Ah merdouille. Des années que j'attends une traduction, la joie d'apprendre qu'elle va finir par sortir...et maintenant on me dit que cette traduction n'est pas terrible ?
C'est vraiment moche ? Tu as des exemples ?
Gromovar a dit…
Pas pris de notes personnellement (je lis au lit) mais quelques collègues l'ont fait. Je les cite donc (ils se reconnaitront s'ils passent dans le coin) :

"Spring-Heeled Jack" traduit par "Jack-Agiles-Talons"

“I -” He shakes his head, which hurts.
- Je... (Il hoche la tête.) Ouille.
...
(...) there are ten microprocessors for every human being (...)
(...) on compte dix millions de microprocesseurs pour chaque être humain (...)
...
Et les "lobsters" sont devenus des "langoustes".

"Pas vraiment le gars que tu me verrais voter pour, non ? Alors, que m'imagine-t-il pouvoir faire pour lui ?"
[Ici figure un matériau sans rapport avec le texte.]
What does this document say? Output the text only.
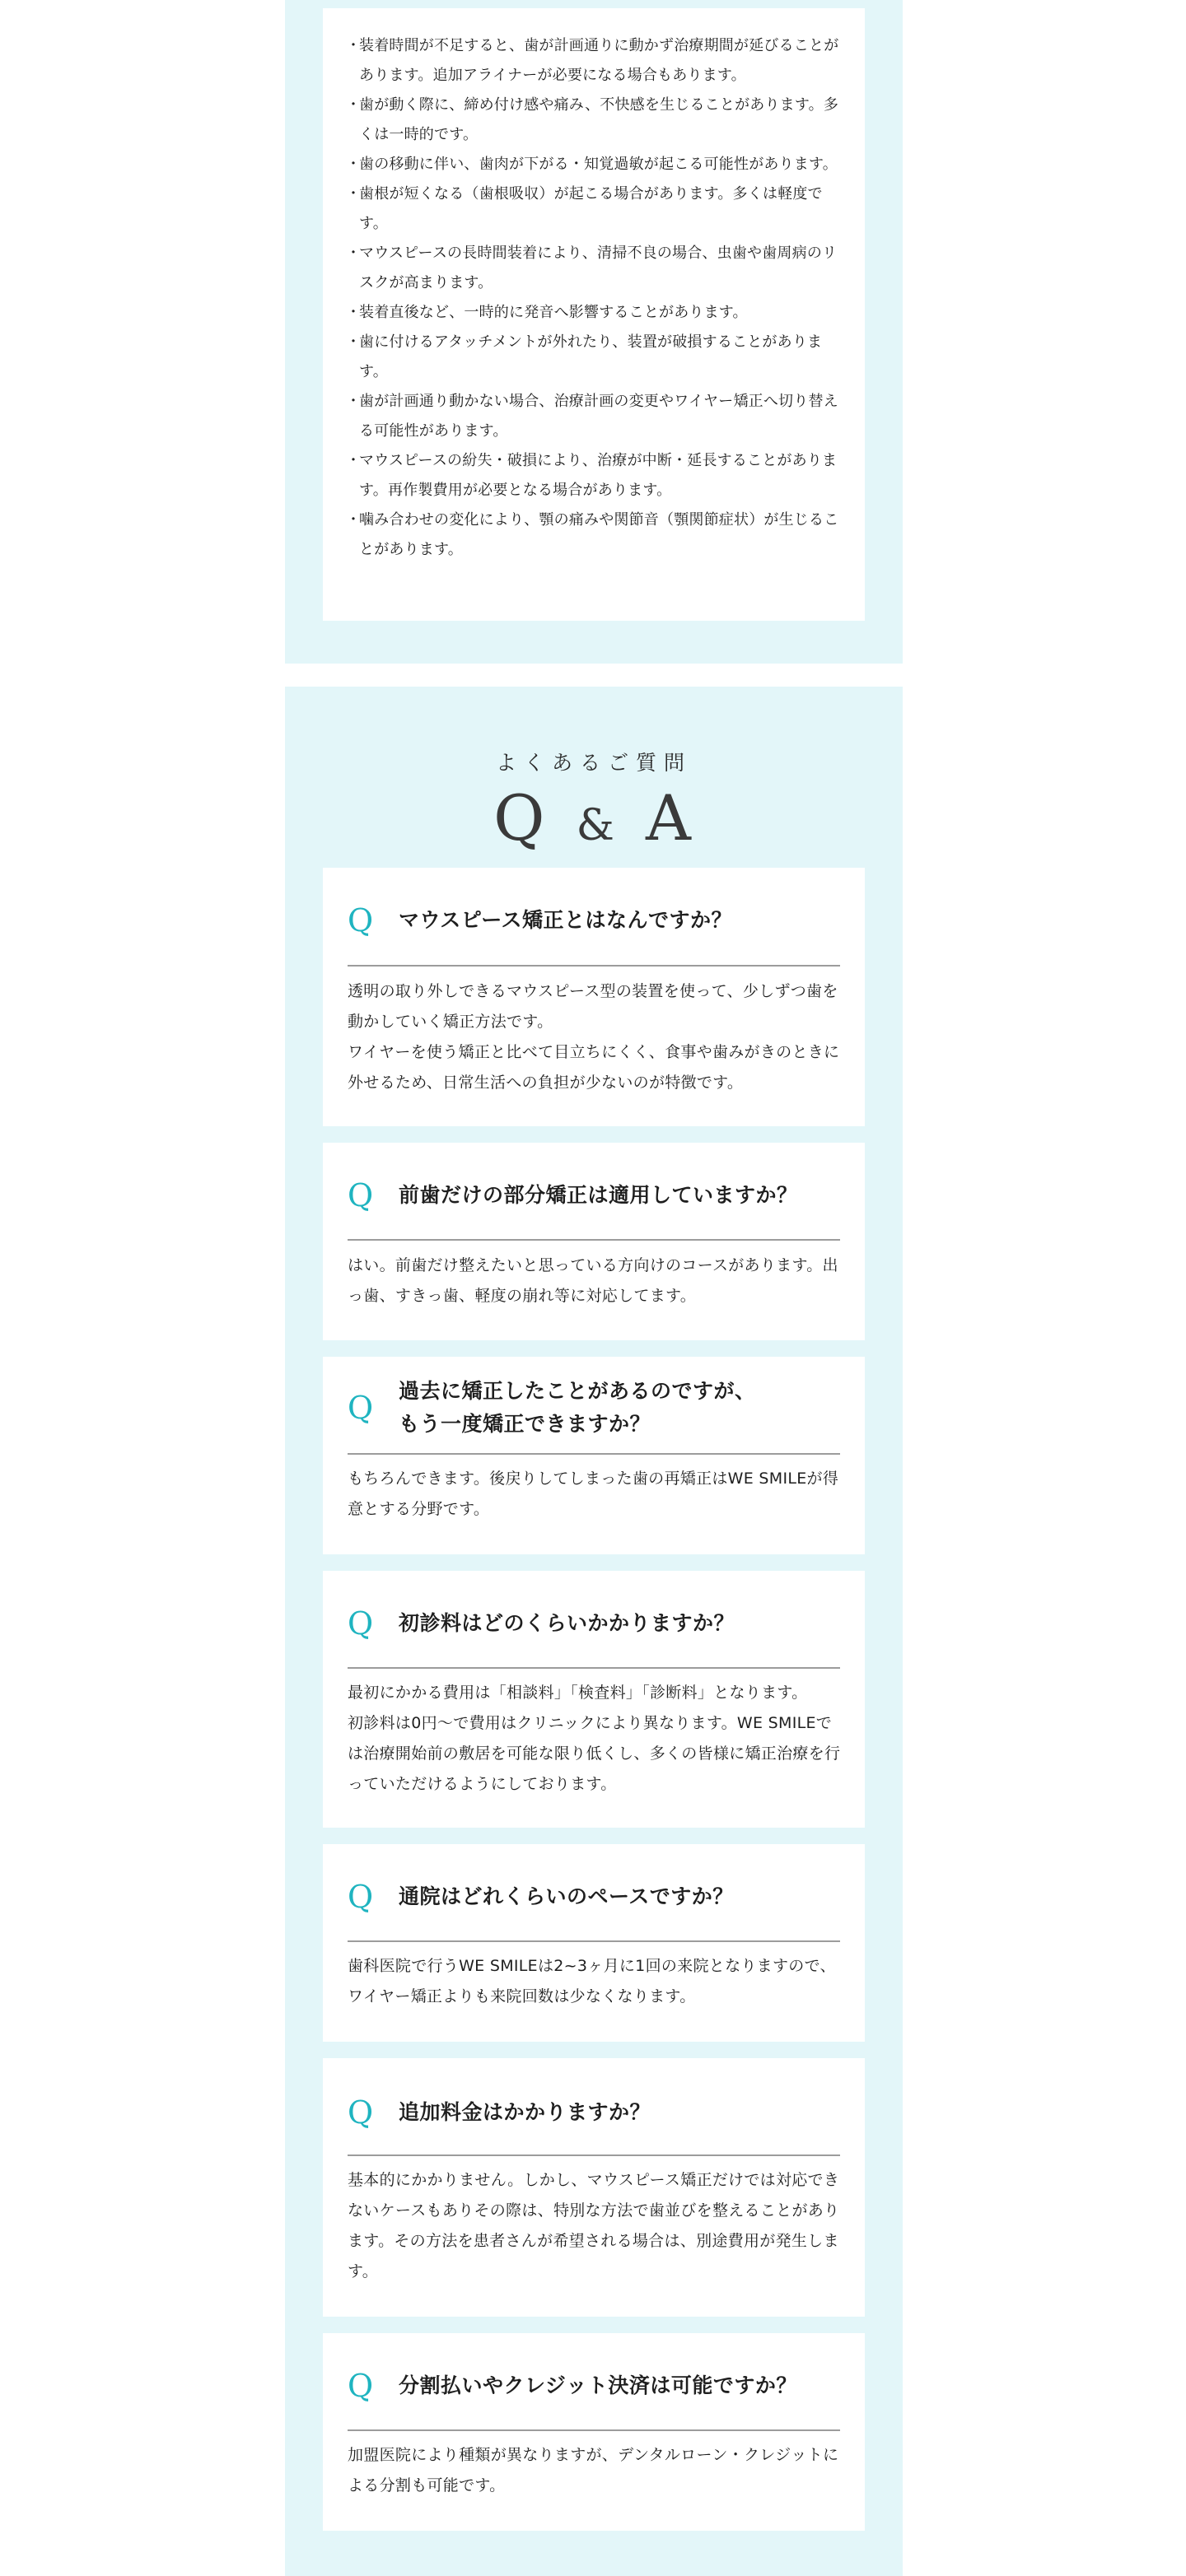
・
装着時間が不足すると、歯が計画通りに動かず治療期間が延びることがあります。追加アライナーが必要になる場合もあります。
・
歯が動く際に、締め付け感や痛み、不快感を生じることがあります。多くは一時的です。
・
歯の移動に伴い、歯肉が下がる・知覚過敏が起こる可能性があります。
・
歯根が短くなる（歯根吸収）が起こる場合があります。多くは軽度です。
・
マウスピースの長時間装着により、清掃不良の場合、虫歯や歯周病のリスクが高まります。
・
装着直後など、一時的に発音へ影響することがあります。
・
歯に付けるアタッチメントが外れたり、装置が破損することがあります。
・
歯が計画通り動かない場合、治療計画の変更やワイヤー矯正へ切り替える可能性があります。
・
マウスピースの紛失・破損により、治療が中断・延長することがあります。再作製費用が必要となる場合があります。
・
噛み合わせの変化により、顎の痛みや関節音（顎関節症状）が生じることがあります。
よくあるご質問
Q & A
Q	マウスピース矯正とはなんですか？
透明の取り外しできるマウスピース型の装置を使って、少しずつ歯を動かしていく矯正方法です。
ワイヤーを使う矯正と比べて目立ちにくく、食事や歯みがきのときに外せるため、日常生活への負担が少ないのが特徴です。
Q	前歯だけの部分矯正は適用していますか？
はい。前歯だけ整えたいと思っている方向けのコースがあります。出っ歯、すきっ歯、軽度の崩れ等に対応してます。
Q	過去に矯正したことがあるのですが、
もう一度矯正できますか？
もちろんできます。後戻りしてしまった歯の再矯正はWE SMILEが得意とする分野です。
Q	初診料はどのくらいかかりますか？
最初にかかる費用は「相談料」「検査料」「診断料」となります。
初診料は0円〜で費用はクリニックにより異なります。WE SMILEでは治療開始前の敷居を可能な限り低くし、多くの皆様に矯正治療を行っていただけるようにしております。
Q	通院はどれくらいのペースですか？
歯科医院で行うWE SMILEは2~3ヶ月に1回の来院となりますので、ワイヤー矯正よりも来院回数は少なくなります。
Q	追加料金はかかりますか？
基本的にかかりません。しかし、マウスピース矯正だけでは対応できないケースもありその際は、特別な方法で歯並びを整えることがあります。その方法を患者さんが希望される場合は、別途費用が発生します。
Q	分割払いやクレジット決済は可能ですか？
加盟医院により種類が異なりますが、デンタルローン・クレジットによる分割も可能です。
"his brain feels like a surgical scalpel that's been used to cut down trees"
->
"il a la cervelle aussi rabotée qu'un scalpel de chirurgien qu'on aurait utilisé pour abattre des arbres."
...
Toujours la même page :
"He can't spin off threads to explore his designs for feasibility and report back to him."
->
"il ne peut plus lancer des sondes explorer ses projets de faisabilité et lui rendre compte ensuite."

Lorhkan a dit…
Dommage pour la traduction, pas hyper adroite en effet au vu de exemples que tu donnes...
Ceci dit, le fond semble vraiment mériter qu'on s'y penche.
Bonome a dit…
Je vais le tenter en VO (même si je sens que je vais souffrir vu mon niveau d'anglais) et j'espère pouvoir m'entretenir avec le monsieur aux Imaginales (oh joie). Le sujet me botte bien en tout cas (les homards de l'espace, ça m'a fait penser à Stephen Baxter et ses calamars dans "Temps").
Gromovar a dit…
L'espace-temps est truffé de crustacés ;)
Tigger Lilly a dit…
Ça se laisse lire sinon ?
Gromovar a dit…
Ca ne contre-attaque pas en tout cas ;)

Faut aimer les idées, plus sérieusement.
Herbefol a dit…
Les "lobsters" de la vo sont plusieurs fois appelé "spiny lobsters" qui sont bien des "langoustes", il n'y a donc peut-être pas erreur sur ce point. :-)
Gromovar a dit…
Possible en effet que le cas des langoustes ne soit pas clair :)

Ca n'enlève rien au reste des phrases d'un français douteux ;)
Vert a dit…
Je crois que tu m'as un peu paumé avec ton billet, j'ai un peu peur de lire le roman du coup xD (même si j'ai bien envie de lire d'autres Charles Stross)
Gromovar a dit…
C'est super intéressant mais un peu traduit avec les pieds. Up to you !
nolive a dit…
Méat coule pas (c'est pour rester dans le ton Bonnefoy) pour les langoustes. Mais pour le reste... Les quelques exemples cités (tous issus d'une seule page !) ne rendent pas justice à l’extrême pénibilité de la lecture en VF. J'ai eu l'impression de devoir lutter physiquement avec chaque paragraphe pour pouvoir avancer.
Et je confirme ce que dit Gilles D. ailleurs ; les personnages manquent sérieusement d'incarnation.
Gromovar a dit…
"Pas vraiment le gars que tu me verrais voter pour", c'est quand même la grande classe.

Sinon, Gromovar n'est pas l'identité secrète de Gilles D. ;)
Anonyme a dit…
Cela fait très longtemps que je n'ai pas été déçu à ce point par un roman, et je lui décernerais bien, pour ma part, le titre de livre le plus pédant de la décennie. Il est probable que cette impression soit encore renforcée par la traduction française, qui laisse sérieusement à désirer. Ceci dit, le roman aligne tellement de termes techniques par phrase, et la narration en est parfois tellement décousue que ça ne devait pas être simple à traduire !

Pour ceux qui auraient des velléités de découvrir ce roman, quelques exemples au hasard :

"Le culte des ancêtres prend une signification toute nouvelle quand les vecteurs d'état de tous les précurseurs d'entités filiales sont archivés"… "Un excursion sémiotique incontrôlée est en cours"…"Un réseau classique de compagnies indépendantes, instanciées sous la forme d'automates cellulaires au sein de l'environnement commuté du service juridique de l'Imperium de l'Anneau"…

Et c'est comme ça sur 500 pages. Dans Accelerando, les personnages ne partent pas à la découverte de l'espace lointain : ils "instancient un spectre dans le carnespace". Ils ne tombent pas amoureux et font des enfants, mais "fusionnent leurs phénotypes afin de filialiser leurs ADN mitochondrial". Ils ne changent pas d'avis : ils "réorientent leur vecteur d'état".

Ad nauseam. En oubliant au passage de construire une véritable histoire.